The weekend before the reunion, Pat committed suicide. The news was devastating. They all believed her to be the final victim of the Apollo 1 fire.

  

Finally, in the fall of 1991, the astronaut wives, from all the different groups, met for the first big reunion since the end of the Apollo program. Their get-together in Deer Valley resembled a launch party from the “good old days”—an expression that was truer than not, though it still caused some eyes to roll. Back then, each wife was essentially in her own orbit, alone without a tether. None felt she could share her deepest feelings. As Marge Slayton once reflected, “You didn’t talk about your personal life—everyone was happily married, everything was lovely.”

“Those were the golden years. All the wives were thrilled, proud, and happy,” said Joan Aldrin. On the Apollo 11 heroes’ “Giant Step” world tour, traveling alongside the other Moon couples, Joan had watched as Buzz went deeper and deeper into a depression. Returning to Earth, her husband, who later inspired Disney’s Buzz Lightyear of
Toy Story
(and MTV’s original logo), felt that he no longer had structure in his life, with no one telling him what to do and no one sending him on a mission. He eventually crash-landed, having, in his words, “a good old American nervous breakdown.” (Pat and Mike Collins’s marriage is the only one of the Apollo 11 Moon landing crew that survived.)

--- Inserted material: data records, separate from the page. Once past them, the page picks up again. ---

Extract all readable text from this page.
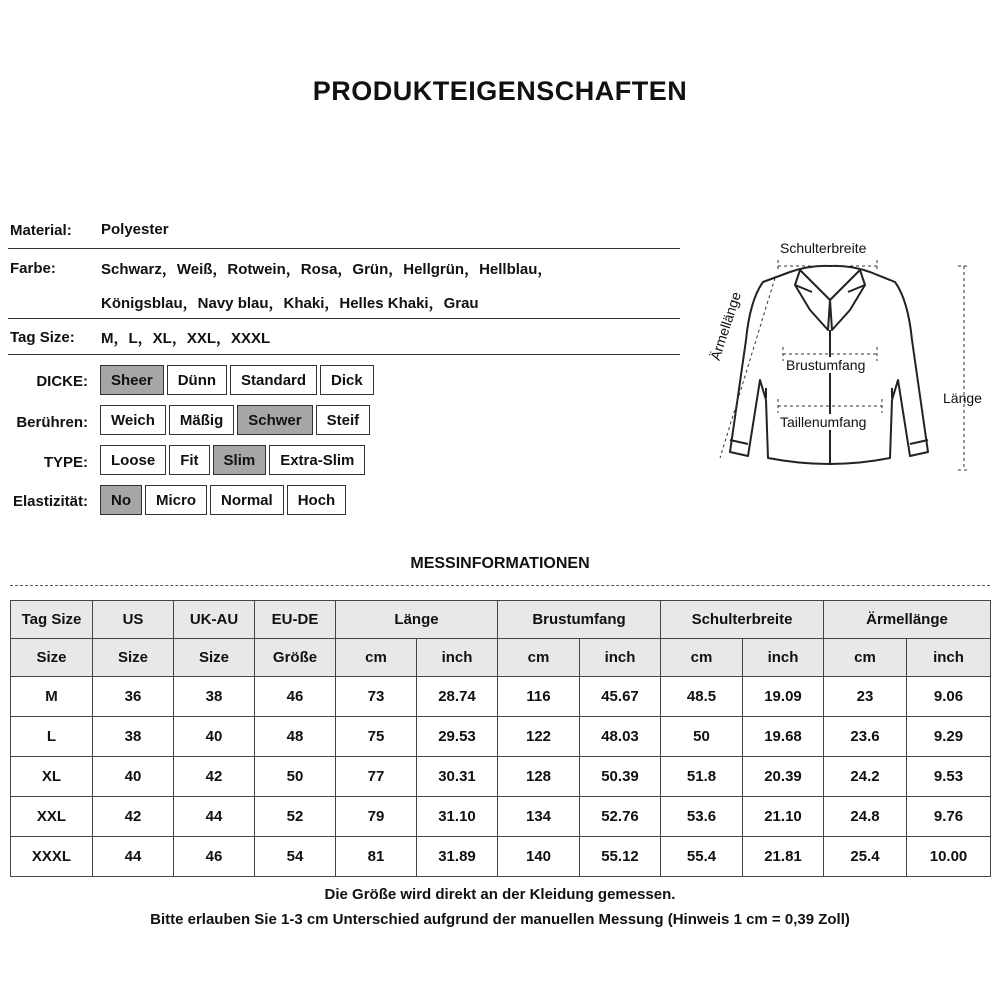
PRODUKTEIGENSCHAFTEN
Material: Polyester
Farbe:	Schwarz，Weiß，Rotwein，Rosa，Grün，Hellgrün，Hellblau，
Königsblau，Navy blau，Khaki，Helles Khaki，Grau
Tag Size: M，L，XL，XXL，XXXL
DICKE:	Sheer	Dünn	Standard	Dick
Berühren:	Weich	Mäßig	Schwer	Steif
TYPE:	Loose	Fit	Slim	Extra-Slim
Elastizität:	No	Micro	Normal	Hoch
Schulterbreite
Ärmellänge
Brustumfang
Taillenumfang
Länge
MESSINFORMATIONEN
Tag Size	US	UK-AU	EU-DE	Länge		Brustumfang		Schulterbreite		Ärmellänge	
Size	Size	Size	Größe	cm	inch	cm	inch	cm	inch	cm	inch
M	36	38	46	73	28.74	116	45.67	48.5	19.09	23	9.06
L	38	40	48	75	29.53	122	48.03	50	19.68	23.6	9.29
XL	40	42	50	77	30.31	128	50.39	51.8	20.39	24.2	9.53
XXL	42	44	52	79	31.10	134	52.76	53.6	21.10	24.8	9.76
XXXL	44	46	54	81	31.89	140	55.12	55.4	21.81	25.4	10.00
Die Größe wird direkt an der Kleidung gemessen.
Bitte erlauben Sie 1-3 cm Unterschied aufgrund der manuellen Messung (Hinweis 1 cm = 0,39 Zoll)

For the reunion, Susan Borman and Jan Evans arrived with chili (made in Jan’s kitchen and flown in for the occasion) and groceries a day ahead of everyone else, and helped prepare for the arrivals. Drinks were served in Gemini and Apollo glasses, the kind once procured at gas stations or knickknack shops at Cape Kennedy. They raised their glasses to being together, and to those no longer with them.

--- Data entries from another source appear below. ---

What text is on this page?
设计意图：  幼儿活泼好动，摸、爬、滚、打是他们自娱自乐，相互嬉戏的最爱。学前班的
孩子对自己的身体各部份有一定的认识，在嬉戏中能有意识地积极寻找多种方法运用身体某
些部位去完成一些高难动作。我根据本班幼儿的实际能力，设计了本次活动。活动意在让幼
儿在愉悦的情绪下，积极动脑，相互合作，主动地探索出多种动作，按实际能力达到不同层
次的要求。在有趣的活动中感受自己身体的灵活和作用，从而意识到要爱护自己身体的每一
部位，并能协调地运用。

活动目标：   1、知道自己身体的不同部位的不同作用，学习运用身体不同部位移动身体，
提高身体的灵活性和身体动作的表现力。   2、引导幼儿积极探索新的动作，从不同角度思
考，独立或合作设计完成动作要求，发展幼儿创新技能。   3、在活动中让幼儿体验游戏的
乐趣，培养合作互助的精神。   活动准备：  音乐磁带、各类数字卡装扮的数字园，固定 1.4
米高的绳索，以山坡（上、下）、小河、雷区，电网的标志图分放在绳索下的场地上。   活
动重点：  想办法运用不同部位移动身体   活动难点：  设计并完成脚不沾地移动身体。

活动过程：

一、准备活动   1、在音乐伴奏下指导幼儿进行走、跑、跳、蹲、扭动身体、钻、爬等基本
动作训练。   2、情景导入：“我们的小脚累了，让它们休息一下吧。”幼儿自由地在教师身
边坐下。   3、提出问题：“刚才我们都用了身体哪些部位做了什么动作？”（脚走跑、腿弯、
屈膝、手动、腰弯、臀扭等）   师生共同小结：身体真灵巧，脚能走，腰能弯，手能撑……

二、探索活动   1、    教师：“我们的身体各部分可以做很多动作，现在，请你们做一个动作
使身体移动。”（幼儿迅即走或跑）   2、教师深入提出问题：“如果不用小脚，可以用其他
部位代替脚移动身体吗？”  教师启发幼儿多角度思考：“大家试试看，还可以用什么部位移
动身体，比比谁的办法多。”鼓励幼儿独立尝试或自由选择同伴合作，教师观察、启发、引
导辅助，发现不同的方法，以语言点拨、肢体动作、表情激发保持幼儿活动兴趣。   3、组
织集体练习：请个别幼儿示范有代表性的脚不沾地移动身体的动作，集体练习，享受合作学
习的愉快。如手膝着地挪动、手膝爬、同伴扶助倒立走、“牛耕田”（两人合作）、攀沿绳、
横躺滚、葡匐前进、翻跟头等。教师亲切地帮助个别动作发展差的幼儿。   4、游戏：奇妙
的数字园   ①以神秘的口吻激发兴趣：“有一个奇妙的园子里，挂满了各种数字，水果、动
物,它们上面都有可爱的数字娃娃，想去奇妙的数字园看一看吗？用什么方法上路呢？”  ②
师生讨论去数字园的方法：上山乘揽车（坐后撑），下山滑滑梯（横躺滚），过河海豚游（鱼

Annie Glenn, now a senator’s wife, had not been able to make it. Still, all the wives were extremely proud of her. Annie had overcome her stutter. In 1973 an episode of the
Today
show had featured a clinic that offered a new approach. Annie saw it and signed herself in.

It was an intensive treatment, for many hours a day. At the end, when she phoned John, he could hardly believe it was his Annie. “John,” she said, “today we went to a shopping center and went shopping. And I could ask for things. Imagine that.”